The review follows a critical report into the Historical Enquiries Team.
PSNI Chief Constable Matt Baggott told Stormont's justice committee he wanted to see if any evidential opportunities had been missed when soldiers had been interviewed under caution.
The Pat Finucane Centre said the re-examination will "hurt families".
Paul O'Connor from the Pat Finucane Centre said: "They have been told by Amnesty International and ourselves that families would not find this acceptable.
"The major problem with the HET is the lack of independence within the process. There is something very broken.
"A lot of families would say that the PSNI or the RUC didn't do their job the first time so why should they be allowed to do it again?
"To now involve the PSNI is insensitive. This would be like asking the Catholic Church to investigate abuse itself. It's unacceptable. This is a disaster."
The review into the HET was carried out by HM Inspectorate of Constabulary.
It said their approach was inconsistent and had serious shortcomings.
Cases where the state was involved in deaths were investigated with "less rigour" than others, the police watchdog found.
The report led to pressure on the head of the HET, Dave Cox, who will step down from his post on 28 September.
Emmet McConomy's 11-year-old brother Stephen was killed by a soldier in Derry in 1982.
"Our family has never received a proper and thorough police investigation," said Mr McConomy.
"From a family's point of view we don't really believe that the police are going to do a thorough job now.
"When we met the police in 1992 the family had met senior detectives and they were very dismissive of the family.
"We've had no confirmation from the PSNI and no contact from them for a number of years.
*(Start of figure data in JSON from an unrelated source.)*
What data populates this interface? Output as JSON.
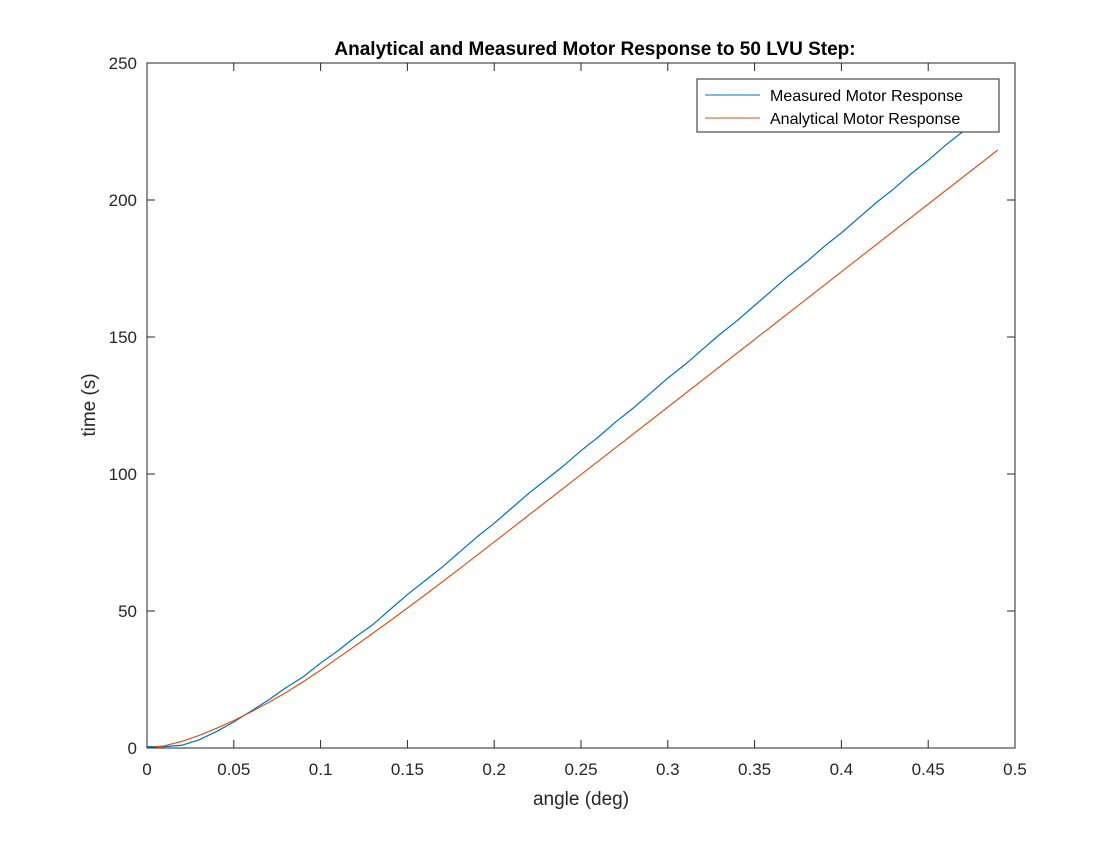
{
  "chart_data": {
    "type": "line",
    "title": "Analytical and Measured Motor Response to 50 LVU Step:",
    "xlabel": "angle (deg)",
    "ylabel": "time (s)",
    "xlim": [
      0,
      0.5
    ],
    "ylim": [
      0,
      250
    ],
    "x_ticks": [
      "0",
      "0.05",
      "0.1",
      "0.15",
      "0.2",
      "0.25",
      "0.3",
      "0.35",
      "0.4",
      "0.45",
      "0.5"
    ],
    "y_ticks": [
      "0",
      "50",
      "100",
      "150",
      "200",
      "250"
    ],
    "grid": false,
    "legend_position": "top-right",
    "series": [
      {
        "name": "Measured Motor Response",
        "color": "#0072BD",
        "x": [
          0,
          0.01,
          0.02,
          0.03,
          0.04,
          0.05,
          0.06,
          0.07,
          0.08,
          0.09,
          0.1,
          0.11,
          0.12,
          0.13,
          0.14,
          0.15,
          0.16,
          0.17,
          0.18,
          0.19,
          0.2,
          0.21,
          0.22,
          0.23,
          0.24,
          0.25,
          0.26,
          0.27,
          0.28,
          0.29,
          0.3,
          0.31,
          0.32,
          0.33,
          0.34,
          0.35,
          0.36,
          0.37,
          0.38,
          0.39,
          0.4,
          0.41,
          0.42,
          0.43,
          0.44,
          0.45,
          0.46,
          0.47,
          0.48
        ],
        "y": [
          0.5,
          0.5,
          1,
          3,
          6,
          9.5,
          13.5,
          17.5,
          22,
          26,
          31,
          35.5,
          40.5,
          45,
          50.5,
          56,
          61,
          66,
          71.5,
          77,
          82,
          87.5,
          93,
          98,
          103,
          108.5,
          113.5,
          119,
          124,
          129.5,
          135,
          140,
          145.5,
          151,
          156,
          161.5,
          167,
          172.5,
          177.5,
          183,
          188,
          193.5,
          199,
          204,
          209.5,
          214.5,
          220,
          225,
          229
        ]
      },
      {
        "name": "Analytical Motor Response",
        "color": "#D95319",
        "x": [
          0,
          0.01,
          0.02,
          0.03,
          0.04,
          0.05,
          0.06,
          0.07,
          0.08,
          0.09,
          0.1,
          0.12,
          0.14,
          0.16,
          0.18,
          0.2,
          0.25,
          0.3,
          0.35,
          0.4,
          0.45,
          0.49
        ],
        "y": [
          0,
          0.8,
          2.4,
          4.6,
          7.2,
          10,
          13.2,
          16.6,
          20.2,
          24.2,
          28.4,
          37.3,
          46.4,
          55.8,
          65.4,
          75.2,
          99.8,
          124.4,
          149.1,
          173.8,
          198.5,
          218.2
        ]
      }
    ]
  }
}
We don't want them involved.
"There must be a completely independent body to examine these killings."
A PSNI spokesperson said: "The PSNI, cooperating with and fully accountable to the NI Policing Board, are taking forward the recommendations of the HMIC Report.
"This is an informative review to assess if any evidential opportunities have been lost and to inform deliberations as to the future direction of the HET.
"The chief constable understands the concerns of families.
"Work on taking forward the HET is at a preliminary stage."